Write down justificaitons for your implementation choices. For example, these choices could be:
- Which ngram dataset to use
- Which weights to assign for edit1, edit2 or absent words probabilities
- Beam search parameters
- etc.

I used big.txt text to create a set of words and bigrams, the one from useful links. It gives me 371000 bigrams, not very big number, during testing i discovered that large number of test cases are not covered. I suppose even if dataset will be several times larger, the problem will remain. So, to test my improvements and compaer it to Norvig's solution, i will use text from big.txt with some number of intended typos.
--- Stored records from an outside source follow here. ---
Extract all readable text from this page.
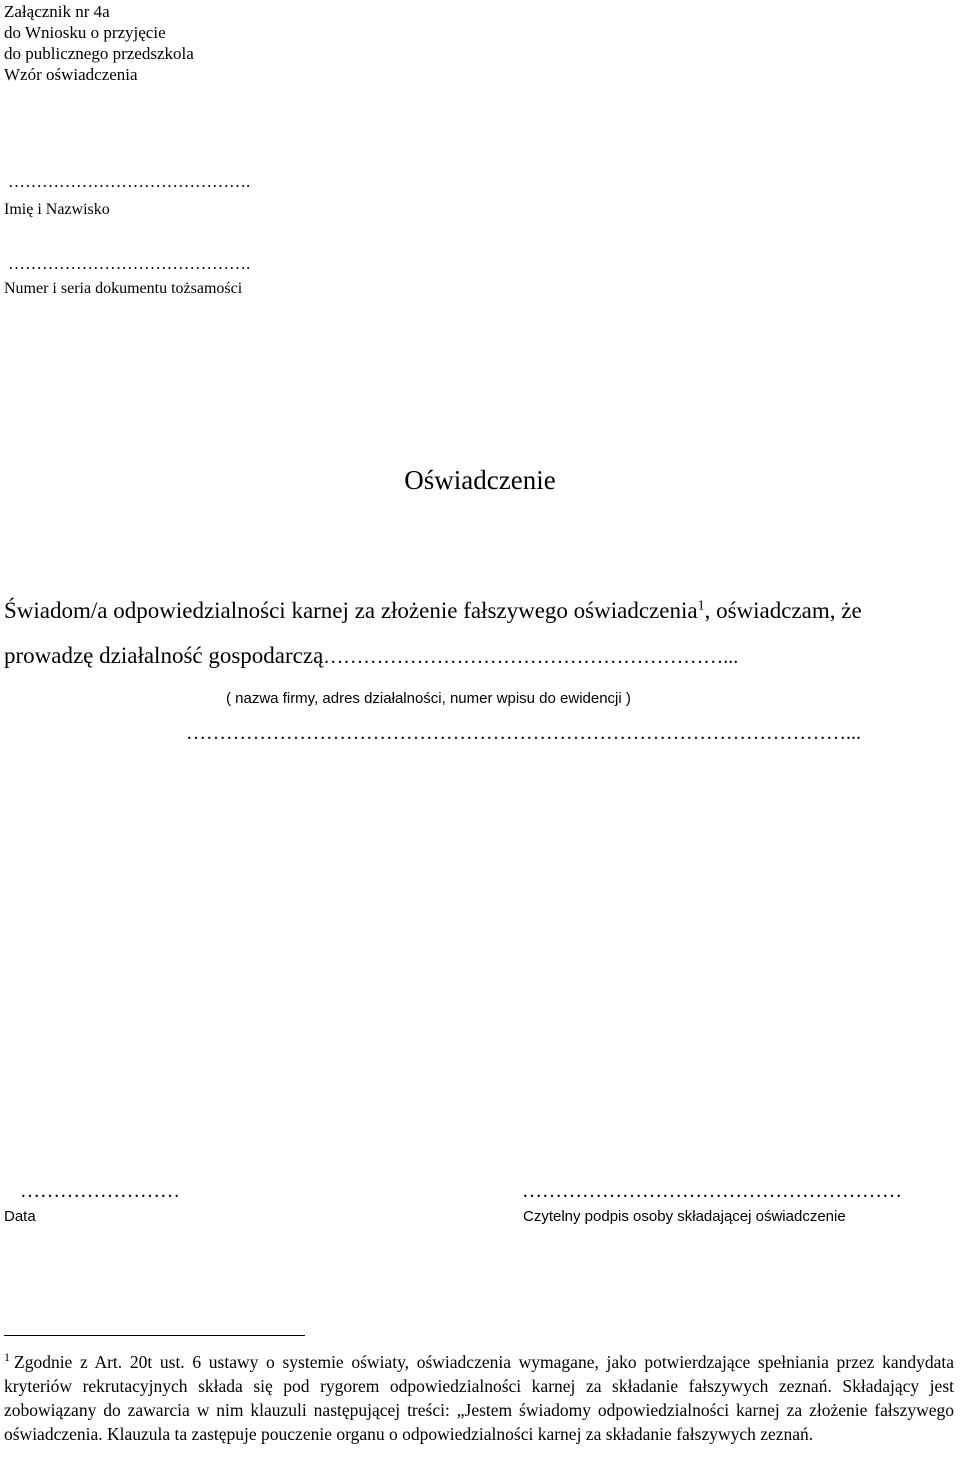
Załącznik nr 4a
do Wniosku o przyjęcie
do publicznego przedszkola
Wzór oświadczenia
…………………………………….
Imię i Nazwisko
…………………………………….
Numer i seria dokumentu tożsamości
Oświadczenie
Świadom/a odpowiedzialności karnej za złożenie fałszywego oświadczenia$^1$, oświadczam, że
prowadzę działalność gospodarczą……………………………………………………...
( nazwa firmy, adres działalności, numer wpisu do ewidencji )
………………………………………………………………………………………...
……………………
Data
…………………………………………………
Czytelny podpis osoby składającej oświadczenie
$^1$ Zgodnie z Art. 20t ust. 6 ustawy o systemie oświaty, oświadczenia wymagane, jako potwierdzające spełniania przez kandydata kryteriów rekrutacyjnych składa się pod rygorem odpowiedzialności karnej za składanie fałszywych zeznań. Składający jest zobowiązany do zawarcia w nim klauzuli następującej treści: „Jestem świadomy odpowiedzialności karnej za złożenie fałszywego oświadczenia. Klauzula ta zastępuje pouczenie organu o odpowiedzialności karnej za składanie fałszywych zeznań.
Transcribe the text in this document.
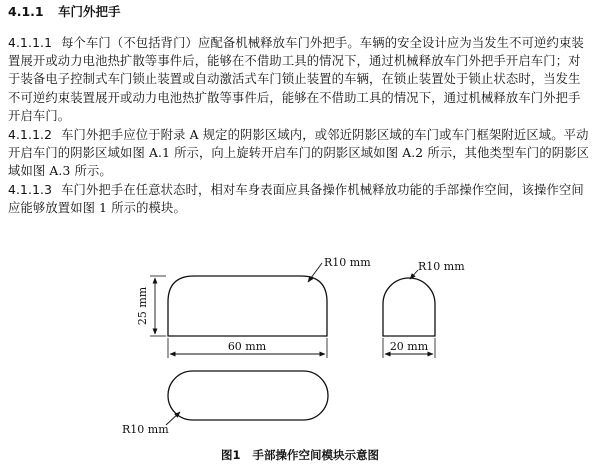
4.1.1 车门外把手
4.1.1.1 每个车门（不包括背门）应配备机械释放车门外把手。车辆的安全设计应为当发生不可逆约束装置展开或动力电池热扩散等事件后，能够在不借助工具的情况下，通过机械释放车门外把手开启车门；对于装备电子控制式车门锁止装置或自动激活式车门锁止装置的车辆，在锁止装置处于锁止状态时，当发生不可逆约束装置展开或动力电池热扩散等事件后，能够在不借助工具的情况下，通过机械释放车门外把手开启车门。
4.1.1.2 车门外把手应位于附录 A 规定的阴影区域内，或邻近阴影区域的车门或车门框架附近区域。平动开启车门的阴影区域如图 A.1 所示，向上旋转开启车门的阴影区域如图 A.2 所示，其他类型车门的阴影区域如图 A.3 所示。
4.1.1.3 车门外把手在任意状态时，相对车身表面应具备操作机械释放功能的手部操作空间，该操作空间应能够放置如图 1 所示的模块。
R10 mm
25 mm
60 mm
R10 mm
20 mm
R10 mm
图1 手部操作空间模块示意图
In my solution i used bigram Counter along with weighted edit distance to get the probability for pair of words. With this slight modifications, bigram approach still process combiantions of just two words at a time, so the complexity remains manageable and doesn't escalate too much. At the same time, weighted edit distance will be more effective for natural typos, since it takes into account keyboard layoyt and some other minor things(different cost for replace,insertion etc). For edit2 i multiply probability of edit1 by probability of current typo type, so two typos in the word are less probable.

## Evaluate on a test set

Your task is to generate a test set and evaluate your work. You may vary the noise probability to generate different datasets with varying compexity (or just take another dataset). Compare your solution to the Norvig's corrector, and report the accuracies.

# Generating test sets

In [25]:
def introduce_typos(text, error_rate=0.1):
    words = re.findall(r'\w+|\s+|[.,!?;]', text)
    typo_text = []

    for word in words:
        if word.isalpha() and random.random() < error_rate:  # errors randomly
            typo_text.append(make_typo(word))
        else:
            typo_text.append(word)

    return "".join(typo_text)

def make_typo(word):
    typo_type = random.choice(["insert", "delete", "swap"])
    index = random.randint(0, len(word) - 1)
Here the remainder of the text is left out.